Down here in the Eastern Maar Country, we have a bit more synchronicity with the weather conditions for Rains/Vassa … June-Sept is WET WET WET and cold and VERY windy… definitely the time to hunker down in shelter.

I attach a link to a document by the Eastern Maar Corp, just in case you are interested :slight_smile: where on page 14 there is the outline of the 6 seasons down here. Australia is such a vast and diverse continent.

Thanks once more for your thought provoking post :slight_smile:

With much metta and best wishes for Vassa


Thanks so much, I’ll have a look! Australia is so diverse…I appreciated vassa at Newbury in the cold snowy wet, although it could have been one month earlier. :slightly_smiling_face:


Lovely essay Ayya :hugs: and a very educational one too!

Reminds me of sticking cotton balls on a sparsely needled fir branch for Christmas in Colombo and pretending it’s snow. :rofl:
I too was another kid of a colonial education system disconnected from the land, traditions and language :grimacing:


Thanks for sharing this reflection, Ayyā! Certainly makes me think about how our religio-cultural values mesh with our present-day circumstances—especially now that Buddhism is worldwide.

Indeed, in much of the Northeast US, the winter—snowy, frigid, dangerous—seems like the most reasonable correlation to Vassa, especially since it doesn’t really get that rainy.

Thank you also for pointing out the emotional and communal aspects of the tradition, though, because we can often forget that much of the practice is about nourishing the heart, even if/when that’s not always apparent :slight_smile:


Strange, how culture works, isn’t it?
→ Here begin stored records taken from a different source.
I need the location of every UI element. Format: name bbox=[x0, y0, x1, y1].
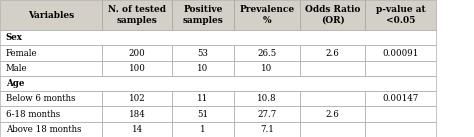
Text: Variables: Variables bbox=[28, 11, 74, 20]
Text: 10: 10 bbox=[197, 64, 209, 73]
Text: 53: 53 bbox=[198, 48, 208, 58]
Text: Prevalence
%: Prevalence % bbox=[239, 5, 294, 25]
Bar bbox=[234, 45, 300, 61]
Bar bbox=[172, 106, 234, 122]
Text: 1: 1 bbox=[200, 125, 206, 134]
Text: 14: 14 bbox=[131, 125, 143, 134]
Bar bbox=[172, 91, 234, 106]
Text: 10.8: 10.8 bbox=[257, 94, 277, 103]
Text: 6-18 months: 6-18 months bbox=[6, 110, 60, 119]
Bar bbox=[234, 122, 300, 137]
Text: Age: Age bbox=[6, 79, 24, 88]
Bar bbox=[365, 122, 436, 137]
Text: 102: 102 bbox=[128, 94, 146, 103]
Bar bbox=[172, 122, 234, 137]
Bar bbox=[0, 61, 102, 76]
Bar bbox=[0, 106, 102, 122]
Bar bbox=[172, 45, 234, 61]
Text: Male: Male bbox=[6, 64, 27, 73]
Text: p-value at
<0.05: p-value at <0.05 bbox=[376, 5, 425, 25]
Bar bbox=[234, 106, 300, 122]
Bar bbox=[102, 106, 172, 122]
Text: 10: 10 bbox=[261, 64, 273, 73]
Text: Above 18 months: Above 18 months bbox=[6, 125, 81, 134]
Text: Positive
samples: Positive samples bbox=[182, 5, 223, 25]
Text: 51: 51 bbox=[197, 110, 209, 119]
Bar bbox=[172, 61, 234, 76]
Bar bbox=[0, 30, 436, 45]
Text: N. of tested
samples: N. of tested samples bbox=[108, 5, 166, 25]
Bar bbox=[300, 122, 365, 137]
Bar bbox=[0, 91, 102, 106]
Bar bbox=[0, 76, 436, 91]
Bar bbox=[102, 0, 172, 30]
Text: 2.6: 2.6 bbox=[326, 48, 340, 58]
Text: Below 6 months: Below 6 months bbox=[6, 94, 75, 103]
Bar bbox=[102, 122, 172, 137]
Bar bbox=[365, 45, 436, 61]
Text: 0.00147: 0.00147 bbox=[383, 94, 419, 103]
Text: 200: 200 bbox=[128, 48, 146, 58]
Bar bbox=[234, 0, 300, 30]
Bar bbox=[234, 91, 300, 106]
Text: 7.1: 7.1 bbox=[260, 125, 274, 134]
Text: 27.7: 27.7 bbox=[257, 110, 276, 119]
Text: Female: Female bbox=[6, 48, 37, 58]
Bar bbox=[300, 106, 365, 122]
Text: 0.00091: 0.00091 bbox=[383, 48, 419, 58]
Bar bbox=[172, 0, 234, 30]
Text: 26.5: 26.5 bbox=[257, 48, 276, 58]
Text: Sex: Sex bbox=[6, 33, 23, 42]
Bar bbox=[0, 122, 102, 137]
Bar bbox=[365, 0, 436, 30]
Bar bbox=[0, 0, 102, 30]
Text: 2.6: 2.6 bbox=[326, 110, 340, 119]
Bar bbox=[102, 61, 172, 76]
Bar bbox=[365, 61, 436, 76]
Bar bbox=[300, 45, 365, 61]
Text: 11: 11 bbox=[197, 94, 209, 103]
Bar bbox=[300, 91, 365, 106]
Text: 184: 184 bbox=[128, 110, 146, 119]
Bar bbox=[300, 0, 365, 30]
Text: 100: 100 bbox=[128, 64, 146, 73]
Bar bbox=[102, 91, 172, 106]
Bar bbox=[102, 45, 172, 61]
Bar bbox=[365, 106, 436, 122]
Bar bbox=[300, 61, 365, 76]
Bar bbox=[0, 45, 102, 61]
Bar bbox=[234, 61, 300, 76]
Bar bbox=[365, 91, 436, 106]
Text: Odds Ratio
(OR): Odds Ratio (OR) bbox=[305, 5, 360, 25]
In the United States, the snowy Christmas was turned into a major part of our modern mythology for a number of decades after World War II. Frosty the Snowman. Jack Frost. Rudolph the Red-nosed Reindeer. Etc. It all made sense to me as a child because I grew up in the Midwest where a snowy winter and four seasons was the natural order of the universe.

But if an American was in the South or on the West coast, none of that would have made any sense unless they were a recent immigrant from the East. Snow? What’s snow? In southern California where I am today, rain is an amazing thing. We had a morning shower in July this year, and people literally stood outside their front doors looking blearily up at the heavens. “This never happens!” my native roommate remarked.

To me, a four-season person, California is equal parts bizarre and wonderful. In the “winter” (which my mind considers a new and wondrous season called “Fall-and-Spring”) it cools off and rains. Some trees are confused and drop there leaves; I suppose because they, too, are transplants from a different climate. The native trees, however, know what time it is: Time to bloom and grow as much as possible! It’s the rainy season! Yay!

Myself, I’m practically an eskimo, having spent most of my adult life in a place where cold weather would last four or five months. The mind’s conditioning by the past is so clear and obvious in situations like this.


Such a good essay, and so in line with my own migrant (UK —>NSW) experience. It’s illogical that seasonal practices should be transported according to the Gregoriyan calendar, with no attempt to match season to season.

It’s even called the Rains retreat, so holding it in a drier season makes little sense. Far wiser to respond to the felt environment.

Regarding Christmas, it’s rather ironic as well, because Christ wasn’t born on 25th December. Celebration of his birth - in Europe - was grafted onto an older Pagan observance of the winter solstice. An event that wasn’t originally seasonally connected became totally identified with cold winter.

Perhaps one of the long term effects of globalisation will be that people will rethink the transplanting of traditions.